La risposta di Martina a Margaret Court… Arena

Qui il testo originale.

Stimata Margaret Court Arena,

le arene sportive, siano esse intitolate ad atleti o qualsiasi posto intitolato a chiunque altro, hanno questo nome per una ragione. La ragione è l’intera loro opera, in altre parole, non è solo per quello che la persona ha fatto sul campo, o in tribunale, in politica o, per esempio, arte o scienza ma anche per chi sono come esseri umani.

Quando tu sei stata intitolata a Margaret Court sembrava la cosa giusta da fare. Dopo tutto Rod Laver aveva già un grande stadio e Court è una delle migliori di sempre.

Ho già perdonato tempo fa Court per i suoi spiacevoli commenti nel 1990 quando disse che ero un cattivo esempio perché ero lesbica.

Ciò che non sapevo fino ad ora erano le spiacevoli frasi razziste che aveva pronunciato negli anni 70 a proposito dell’Apartheid in Sudafrica. Dicendo che il Sudafrica era venuto a patti con la “situazione” (intendendo le persone di colore) molto meglio che in qualsiasi altro posto al mondo, in particolare gli Stati Uniti: che cosa voleva esattamente dire con questo?

Passiamo subito ad oggi, all’annuncio di Court del suo boicottaggio a Quantas a causa del supporto dato dall’amministratore delegato della compagnia aerea ai matrimoni fra persone dello stesso sesso, che fondamentalmente significa supportare la comunità LGBT (Lesbian, Gay, Bisexual, Transgender) in generale.

Adesso ne ho avuto abbastanza.

Ora ha raddoppiato i suoi ridicoli commenti a proposito di donne più anziane che adeschedrebbero giovani ragazze alle feste per indurle a diventare lesbiche. È stato un bene che non abbia fatto nomi perché sono quasi certa che sarebbe stata citata per diffamazione.

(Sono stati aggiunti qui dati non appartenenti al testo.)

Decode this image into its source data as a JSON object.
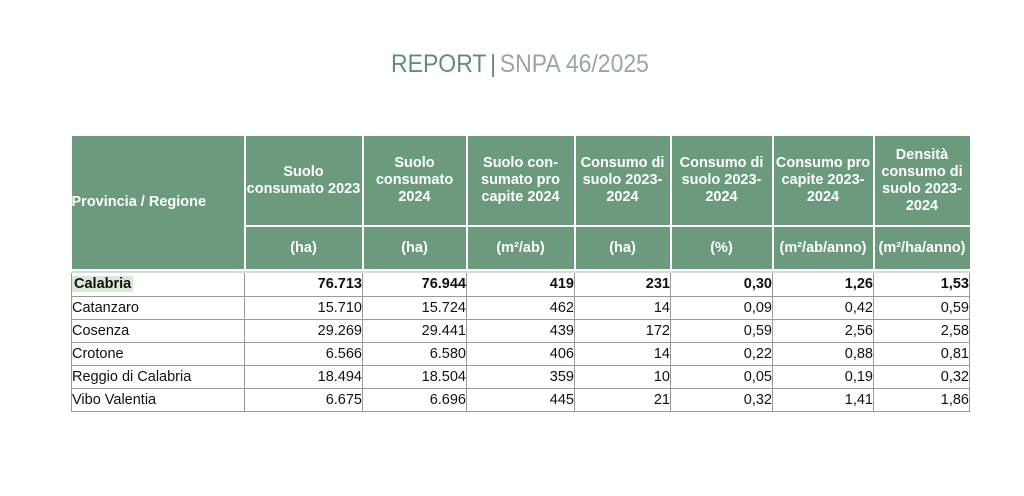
{
  "header": {
    "report": "REPORT",
    "separator": "|",
    "code": "SNPA 46/2025"
  },
  "table": {
    "columns": [
      {
        "title": "Provincia / Regione",
        "unit": ""
      },
      {
        "title": "Suolo consumato 2023",
        "unit": "(ha)"
      },
      {
        "title": "Suolo consumato 2024",
        "unit": "(ha)"
      },
      {
        "title": "Suolo con-sumato pro capite 2024",
        "unit": "(m²/ab)"
      },
      {
        "title": "Consumo di suolo 2023-2024",
        "unit": "(ha)"
      },
      {
        "title": "Consumo di suolo 2023-2024",
        "unit": "(%)"
      },
      {
        "title": "Consumo pro capite 2023-2024",
        "unit": "(m²/ab/anno)"
      },
      {
        "title": "Densità consumo di suolo 2023-2024",
        "unit": "(m²/ha/anno)"
      }
    ],
    "rows": [
      {
        "name": "Calabria",
        "values": [
          "76.713",
          "76.944",
          "419",
          "231",
          "0,30",
          "1,26",
          "1,53"
        ],
        "bold": true
      },
      {
        "name": "Catanzaro",
        "values": [
          "15.710",
          "15.724",
          "462",
          "14",
          "0,09",
          "0,42",
          "0,59"
        ]
      },
      {
        "name": "Cosenza",
        "values": [
          "29.269",
          "29.441",
          "439",
          "172",
          "0,59",
          "2,56",
          "2,58"
        ]
      },
      {
        "name": "Crotone",
        "values": [
          "6.566",
          "6.580",
          "406",
          "14",
          "0,22",
          "0,88",
          "0,81"
        ]
      },
      {
        "name": "Reggio di Calabria",
        "values": [
          "18.494",
          "18.504",
          "359",
          "10",
          "0,05",
          "0,19",
          "0,32"
        ]
      },
      {
        "name": "Vibo Valentia",
        "values": [
          "6.675",
          "6.696",
          "445",
          "21",
          "0,32",
          "1,41",
          "1,86"
        ]
      }
    ]
  }
}
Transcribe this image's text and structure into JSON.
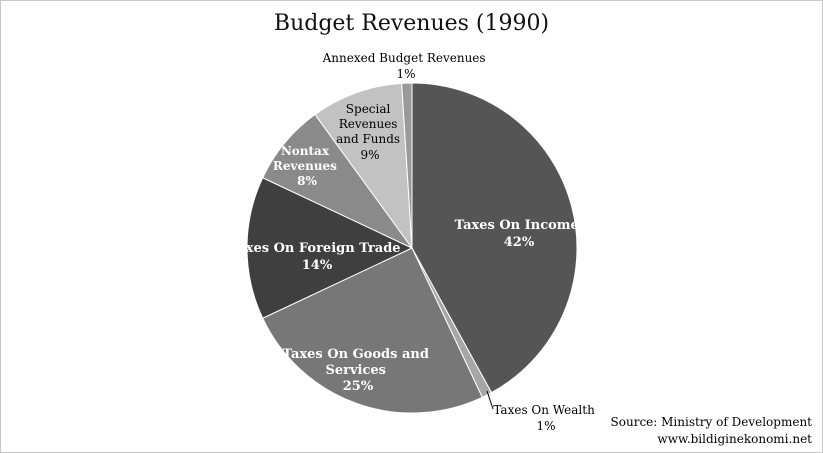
{
  "chart_data": {
    "type": "pie",
    "title": "Budget Revenues (1990)",
    "slices": [
      {
        "label": "Taxes On Income",
        "value": 42,
        "pct_text": "42%",
        "color": "#555555",
        "label_color": "#ffffff"
      },
      {
        "label": "Taxes On Wealth",
        "value": 1,
        "pct_text": "1%",
        "color": "#a6a6a6",
        "label_color": "#000000"
      },
      {
        "label": "Taxes On Goods and Services",
        "value": 25,
        "pct_text": "25%",
        "color": "#777777",
        "label_color": "#ffffff"
      },
      {
        "label": "Taxes On Foreign Trade",
        "value": 14,
        "pct_text": "14%",
        "color": "#3f3f3f",
        "label_color": "#ffffff"
      },
      {
        "label": "Nontax Revenues",
        "value": 8,
        "pct_text": "8%",
        "color": "#8a8a8a",
        "label_color": "#ffffff"
      },
      {
        "label": "Special Revenues and Funds",
        "value": 9,
        "pct_text": "9%",
        "color": "#c2c2c2",
        "label_color": "#000000"
      },
      {
        "label": "Annexed Budget Revenues",
        "value": 1,
        "pct_text": "1%",
        "color": "#9a9a9a",
        "label_color": "#000000"
      }
    ]
  },
  "source": {
    "line1": "Source: Ministry of Development",
    "line2": "www.bildiginekonomi.net"
  }
}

Adesso è chiaro chi è esattamente Court: un’incredibile giocatrice di tennis, una razzista e un’omofoba.

Il suo sarcasmo non è solo un’opinione. Lei sta attivamente cercando di impedire alla comunità LGBT di ottenere uguali diritti (nota per Court: siamo esseri umani anche noi).

Sta demonizzando in ogni modo trans giovani e adulti. E ora,cosa?  Collegare LGBT al nazismo, al comunismo o al diavolo? Questo non è OK.

Tutto questo è in realtà malato e pericoloso. I ragazzi soffriranno di più a causa del continuo denigrare e stigmatizzare la nostra comunità. Quanto sangue scorrerà sulle mani di Margaret perché i ragazzi continueranno ad essere picchiati per il loro essere diversi? Questo non è OK.

In troppi si suicideranno a causa di questo tipo di intolleranza, disprezzo e intimidazione. Questo non è OK.

Esaltiamo la libertà di parola, ma ciò non significa che questo sia privo di conseguenze – non punizioni, conseguenze. Non dovremmo tollerare questo tipo di comportamento, questa filosofia. I personaggi come Margaret Court andrebbero sminuiti, non esaltati.

Ecco perché penso sia tempo di cambiare il tuo nome. E credo che Evonne Goolagong Arena suonerebbe alla grande.

Ora c’è una persona che tutti possiamo celebrare. Ad ogni livello.